Через несколько минут мы опять тронулись в путь. Теперь, когда Эндрю был свободен и мы ехали домой, я ощутила странную легкость. Это было очень приятно. До Оахаки у меня не было никаких забот. Мне не надо было думать о том, как семья Эндрю примет меня и какие проблемы мне придется еще решать.
Мы не очень спешили и почти совсем не разговаривали, потому что, наверно, всех охватила истома, но нам всем было легко и приятно друг с другом, и мы хорошо друг друга понимали. Ничего удивительного, что Эндрю был подавлен. Он едва освободился от страха смерти, а теперь должен был лицом к лицу встретить всех своих родичей.
Неприятная на вид мазь, которую Панчо дал Тоби, оказалась волшебным средством, и, хотя мне все еще было трудно слезать с мула, ноги у меня почти совсем не болели. Три ночи мы провели в пути, а на четвертый день утром, когда мы были всего в нескольких часах езды до Оахаки, Ансельмо помчался вперед предупредить всех о нашем счастливом возвращении.
К полудню мы перевалили через последний хребет, и я увидела впереди маленький город, приютившийся в долине. Мы долго молчали, погрузившись каждый в свои мысли. Потом Эндрю как-то странно спросил меня:
– Как чувствовала себя Клара, когда вы уезжали?
– Она была очень расстроена и испугана. Теперь она обрадуется.
Он кивнул, коснулся каблуками боков лошади, и мы начали спуск. Когда мы проехали примерно половину оставшегося пути, то увидали два экипажа и две фигуры верхом, мчавшиеся нам навстречу. Вскоре они остановились. Двое мужчин вышли из кареты и надели шляпы. Всадники тоже спешились. Все четверо смотрели на горы.
– Встреча так встреча, – произнес Тоби. – На лошадях Ансельмо и мистер Уиллард. В темных костюмах и серых шляпах Энрике дель Рио и сеньор Амадо, как я понимаю.
Эндрю прикрыл ладонью глаза, чтобы солнце не мешало ему видеть.
– Вы не заметили Клару?
– Она, наверно, в экипаже вместе с вашей матерью и миссис Уиллард, – ответила я. – Они не могут ждать нас на солнце, слишком жарко.
– Вопрос заключается в том, приготовились они зарезать тельца для блудного сына или приготовились уморить до полусмерти самого блудного сына?
Эндрю коснулся моей руки и криво усмехнулся:
– Скоро узнаем.
Несмотря на все трудности, я была счастлива три последних дня, но чем ближе был конец нашего путешествия, тем неохотнее я представляла себе, как буду чувствовать себя в жестких оковах предрассудков, которые мне несомненно уготовили холодно-вежливые родственники Эндрю. До них оставалось не больше трехсот ярдов, когда наша тропинка слилась с дорогой. Эндрю ехал по правую руку от меня.

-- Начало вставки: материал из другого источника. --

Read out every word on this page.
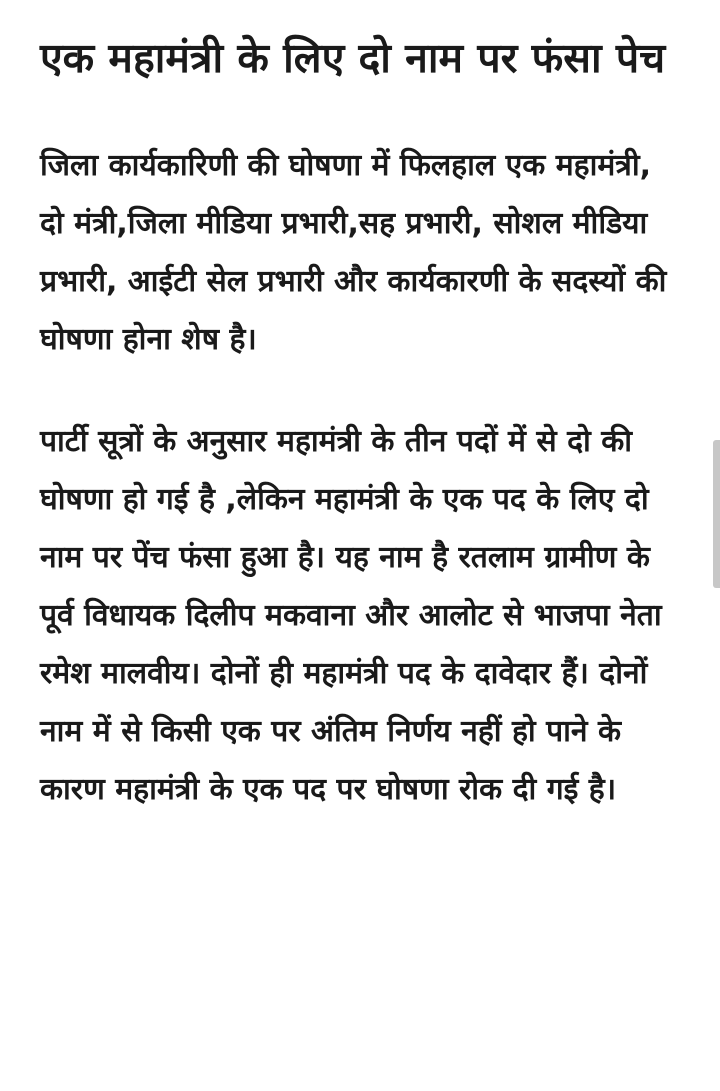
एक महामंत्री के लिए दो नाम पर फंसा पेच

जिला कार्यकारिणी की घोषणा में फिलहाल एक महामंत्री, दो मंत्री,जिला मीडिया प्रभारी,सह प्रभारी, सोशल मीडिया प्रभारी, आईटी सेल प्रभारी और कार्यकारणी के सदस्यों की घोषणा होना शेष है।

पार्टी सूत्रों के अनुसार महामंत्री के तीन पदों में से दो की घोषणा हो गई है ,लेकिन महामंत्री के एक पद के लिए दो नाम पर पेंच फंसा हुआ है। यह नाम है रतलाम ग्रामीण के पूर्व विधायक दिलीप मकवाना और आलोट से भाजपा नेता रमेश मालवीय। दोनों ही महामंत्री पद के दावेदार हैं। दोनों नाम में से किसी एक पर अंतिम निर्णय नहीं हो पाने के कारण महामंत्री के एक पद पर घोषणा रोक दी गई है।
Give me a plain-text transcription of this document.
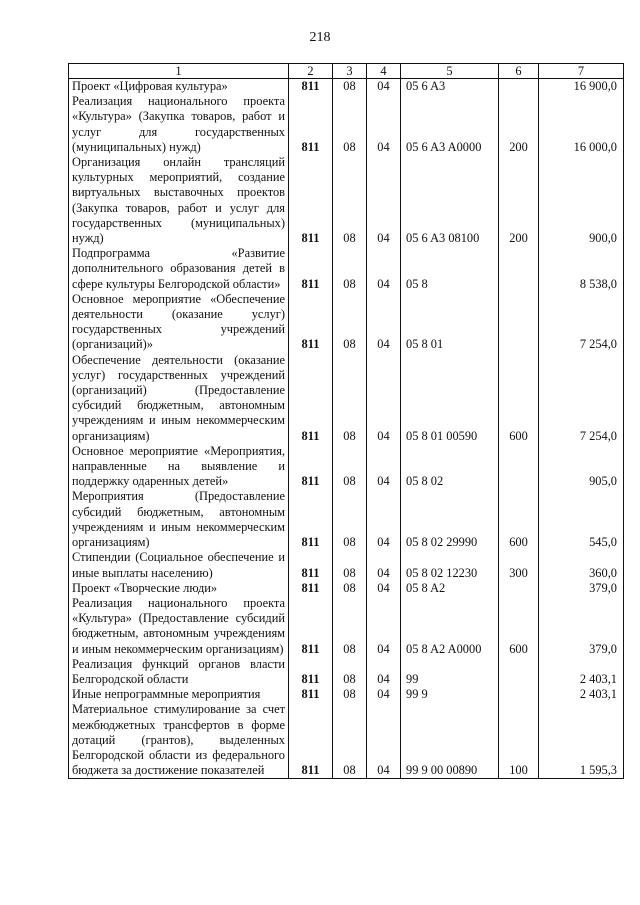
218
1	2	3	4	5	6	7
Проект «Цифровая культура»	811	08	04	05 6 A3		16 900,0
Реализация национального проекта «Культура» (Закупка товаров, работ и услуг для государственных (муниципальных) нужд)	811	08	04	05 6 A3 A0000	200	16 000,0
Организация онлайн трансляций культурных мероприятий, создание виртуальных выставочных проектов (Закупка товаров, работ и услуг для государственных (муниципальных) нужд)	811	08	04	05 6 A3 08100	200	900,0
Подпрограмма «Развитие дополнительного образования детей в сфере культуры Белгородской области»	811	08	04	05 8		8 538,0
Основное мероприятие «Обеспечение деятельности (оказание услуг) государственных учреждений (организаций)»	811	08	04	05 8 01		7 254,0
Обеспечение деятельности (оказание услуг) государственных учреждений (организаций) (Предоставление субсидий бюджетным, автономным учреждениям и иным некоммерческим организациям)	811	08	04	05 8 01 00590	600	7 254,0
Основное мероприятие «Мероприятия, направленные на выявление и поддержку одаренных детей»	811	08	04	05 8 02		905,0
Мероприятия (Предоставление субсидий бюджетным, автономным учреждениям и иным некоммерческим организациям)	811	08	04	05 8 02 29990	600	545,0
Стипендии (Социальное обеспечение и иные выплаты населению)	811	08	04	05 8 02 12230	300	360,0
Проект «Творческие люди»	811	08	04	05 8 A2		379,0
Реализация национального проекта «Культура» (Предоставление субсидий бюджетным, автономным учреждениям и иным некоммерческим организациям)	811	08	04	05 8 A2 A0000	600	379,0
Реализация функций органов власти Белгородской области	811	08	04	99		2 403,1
Иные непрограммные мероприятия	811	08	04	99 9		2 403,1
Материальное стимулирование за счет межбюджетных трансфертов в форме дотаций (грантов), выделенных Белгородской области из федерального бюджета за достижение показателей	811	08	04	99 9 00 00890	100	1 595,3
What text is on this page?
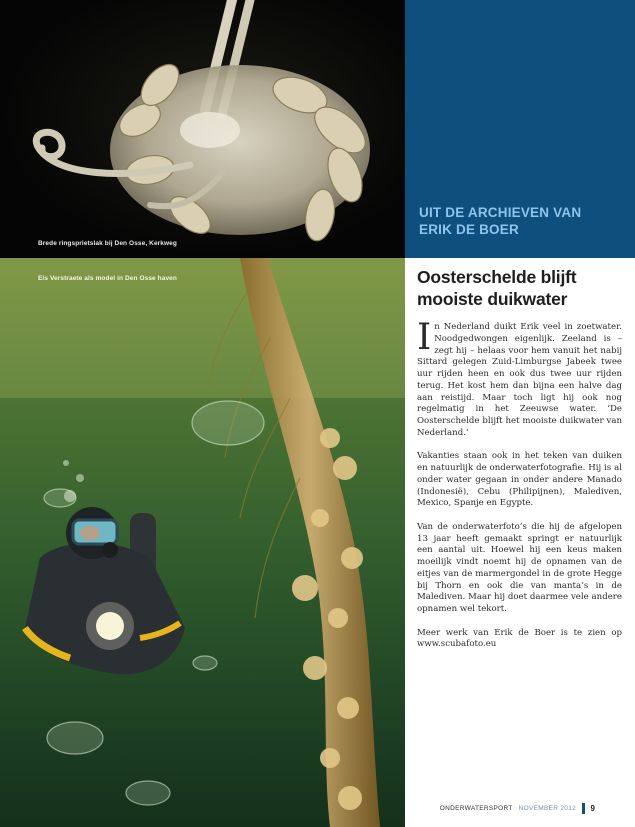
Brede ringsprietslak bij Den Osse, Kerkweg
Els Verstraete als model in Den Osse haven
UIT DE ARCHIEVEN VAN
ERIK DE BOER
Oosterschelde blijft
mooiste duikwater

In Nederland duikt Erik veel in zoetwater. Noodgedwongen eigenlijk. Zeeland is – zegt hij – helaas voor hem vanuit het nabij Sittard gelegen Zuid-Limburgse Jabeek twee uur rijden heen en ook dus twee uur rijden terug. Het kost hem dan bijna een halve dag aan reistijd. Maar toch ligt hij ook nog regelmatig in het Zeeuwse water. ‘De Oosterschelde blijft het mooiste duikwater van Nederland.’

Vakanties staan ook in het teken van duiken en natuurlijk de onderwaterfotografie. Hij is al onder water gegaan in onder andere Manado (Indonesië), Cebu (Philipijnen), Malediven, Mexico, Spanje en Egypte.

Van de onderwaterfoto’s die hij de afgelopen 13 jaar heeft gemaakt springt er natuurlijk een aantal uit. Hoewel hij een keus maken moeilijk vindt noemt hij de opnamen van de eitjes van de marmergondel in de grote Hegge bij Thorn en ook die van manta’s in de Malediven. Maar hij doet daarmee vele andere opnamen wel tekort.

Meer werk van Erik de Boer is te zien op www.scubafoto.eu

ONDERWATERSPORT NOVEMBER 2012 9
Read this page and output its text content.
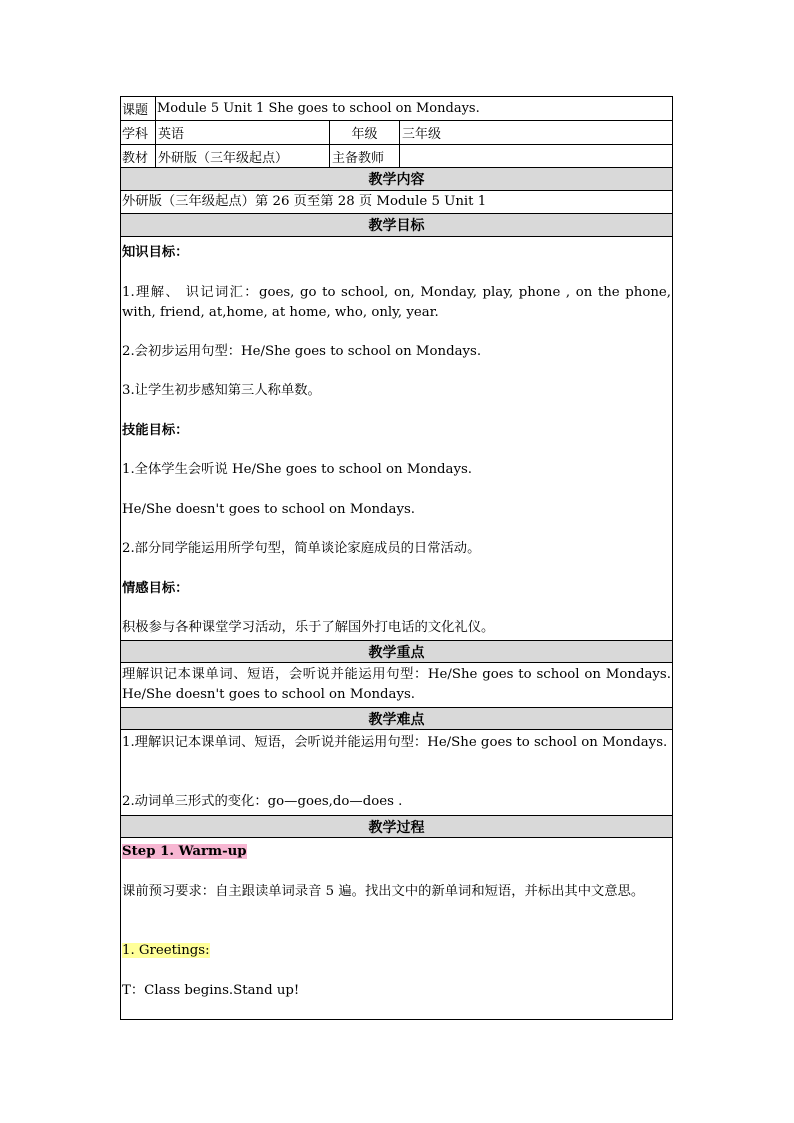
课题 Module 5 Unit 1 She goes to school on Mondays.
学科 英语	年级	三年级
教材 外研版（三年级起点）	主备教师
教学内容
外研版（三年级起点）第 26 页至第 28 页 Module 5 Unit 1
教学目标
知识目标：
1.理解、 识记词汇：goes, go to school, on, Monday, play, phone , on the phone, with, friend, at,home, at home, who, only, year.
2.会初步运用句型：He/She goes to school on Mondays.
3.让学生初步感知第三人称单数。
技能目标：
1.全体学生会听说 He/She goes to school on Mondays.
He/She doesn't goes to school on Mondays.
2.部分同学能运用所学句型，简单谈论家庭成员的日常活动。
情感目标：
积极参与各种课堂学习活动，乐于了解国外打电话的文化礼仪。
教学重点
理解识记本课单词、短语，会听说并能运用句型：He/She goes to school on Mondays. He/She doesn't goes to school on Mondays.
教学难点
1.理解识记本课单词、短语，会听说并能运用句型：He/She goes to school on Mondays.
2.动词单三形式的变化：go—goes,do—does .
教学过程
Step 1. Warm-up
课前预习要求：自主跟读单词录音 5 遍。找出文中的新单词和短语，并标出其中文意思。
1. Greetings:
T：Class begins.Stand up!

Ожидавшие нас люди зашевелились. Открылись дверцы карет, и мужчины помогли выйти Марии Габриэле Дойл и ее мексиканской родственнице из одного экипажа, и миссис Уиллард, миссис Хескет и Кларе – из другого. Мексиканки были в темных одеяниях, остальные дамы в светлых летних платьях и с зонтиками.
Тяжело шагали мулы. Ветерок не шевелил юбки дам. Девять неподвижных фигур представляли собой живописную картину. Представив, как ужасно я выгляжу после недельного путешествия на муле по самым диким местам, как у меня обожжено лицо, как спутаны волосы и какая грязная на мне одежда, я с трудом подавила нервный смешок, воображая скорую встречу с элегантными представителями семейства Эндрю.
Оставалось всего ярдов тридцать, когда от живописной картины не осталось и следа. Бросив зонтик и задрав юбки, чтобы они ей не мешали, Клара побежала к нам. Мгновенно Эндрю вылетел из седла и бросился ей навстречу. Очаровательная соломенная шляпка покатилась по земле. Я видела слезы на щеках у Клары и слышала, как она рыдает, не в силах отвести от Эндрю глаз. Еще мгновение, и они забыли обо всем на свете, стиснув друг друга в объятиях.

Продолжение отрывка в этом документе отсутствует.